El primer signo fue una mancha acuosa que descubrió en sus calzoncillos durante sus vacaciones del verano anterior en el Mar Negro, y que atribuyó al rasguño producido por una roca submarina. La pequeña lesión no cicatrizó y al cabo de pocos días la mancha ya no era tan pequeña, pero Aliosha no le prestó atención —ni tampoco, al margen de una broma pasajera, a la ligera disminución de su energía— hasta un mes antes de la llegada de Nixon, en la primavera pasada, cuando encontró sangre en las sábanas. La herida parecía estar profundizándose y se le había formado un bulto en la ingle. Finalmente, esta combinación bastó para hacerle vencer la antipatía que alimentaba contra la asistencia médica.
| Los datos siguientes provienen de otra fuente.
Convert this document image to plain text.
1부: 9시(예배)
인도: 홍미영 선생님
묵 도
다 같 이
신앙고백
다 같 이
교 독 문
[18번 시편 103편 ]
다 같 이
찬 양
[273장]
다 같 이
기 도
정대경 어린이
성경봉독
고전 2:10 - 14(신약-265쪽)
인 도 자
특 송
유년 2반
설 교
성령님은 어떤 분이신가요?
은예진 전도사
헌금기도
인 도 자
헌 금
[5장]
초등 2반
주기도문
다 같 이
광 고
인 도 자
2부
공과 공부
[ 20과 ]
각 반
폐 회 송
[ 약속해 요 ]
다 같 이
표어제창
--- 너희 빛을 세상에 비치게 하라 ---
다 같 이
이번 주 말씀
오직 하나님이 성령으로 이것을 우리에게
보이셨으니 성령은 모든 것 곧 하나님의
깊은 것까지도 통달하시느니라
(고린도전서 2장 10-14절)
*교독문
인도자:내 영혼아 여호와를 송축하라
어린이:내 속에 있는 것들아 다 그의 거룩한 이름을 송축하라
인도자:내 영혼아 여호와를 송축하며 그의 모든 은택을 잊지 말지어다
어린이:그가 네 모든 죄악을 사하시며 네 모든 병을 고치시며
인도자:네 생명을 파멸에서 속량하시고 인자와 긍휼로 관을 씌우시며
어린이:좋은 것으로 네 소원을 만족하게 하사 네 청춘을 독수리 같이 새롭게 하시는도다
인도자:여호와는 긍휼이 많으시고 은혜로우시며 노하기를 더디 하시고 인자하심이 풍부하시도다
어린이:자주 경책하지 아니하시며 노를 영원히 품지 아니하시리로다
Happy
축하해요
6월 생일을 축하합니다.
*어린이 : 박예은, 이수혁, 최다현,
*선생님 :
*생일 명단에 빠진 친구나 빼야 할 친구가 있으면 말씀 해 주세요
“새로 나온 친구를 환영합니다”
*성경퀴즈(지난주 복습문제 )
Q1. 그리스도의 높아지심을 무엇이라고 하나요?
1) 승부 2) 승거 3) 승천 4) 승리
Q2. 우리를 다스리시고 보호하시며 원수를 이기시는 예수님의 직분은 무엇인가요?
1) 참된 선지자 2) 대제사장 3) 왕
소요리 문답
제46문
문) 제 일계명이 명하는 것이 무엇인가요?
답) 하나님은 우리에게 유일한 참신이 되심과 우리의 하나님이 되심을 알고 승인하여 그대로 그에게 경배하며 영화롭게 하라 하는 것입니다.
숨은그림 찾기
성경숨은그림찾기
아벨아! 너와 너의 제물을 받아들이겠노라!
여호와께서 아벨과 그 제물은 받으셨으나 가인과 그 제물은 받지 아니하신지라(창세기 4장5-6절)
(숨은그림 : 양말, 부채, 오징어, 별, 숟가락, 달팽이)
El médico de guardia de su clínica local diagnosticó hemorroides y dispuso que fuera operado en un hospital municipal, cuyo cirujano jefe confirmó el diagnóstico y firmó los papeles definitivos cuando a Aliosha le llegó el turno, varias semanas más tarde. Para entonces, en la otra ingle había aparecido también un nódulo doloroso, y él sentía cómo el primero crecía de la mañana a la noche. Consultó una enciclopedia médica y después visitó a un joven internista brillante a cuyo padre había asesorado con ocasión de un pleito.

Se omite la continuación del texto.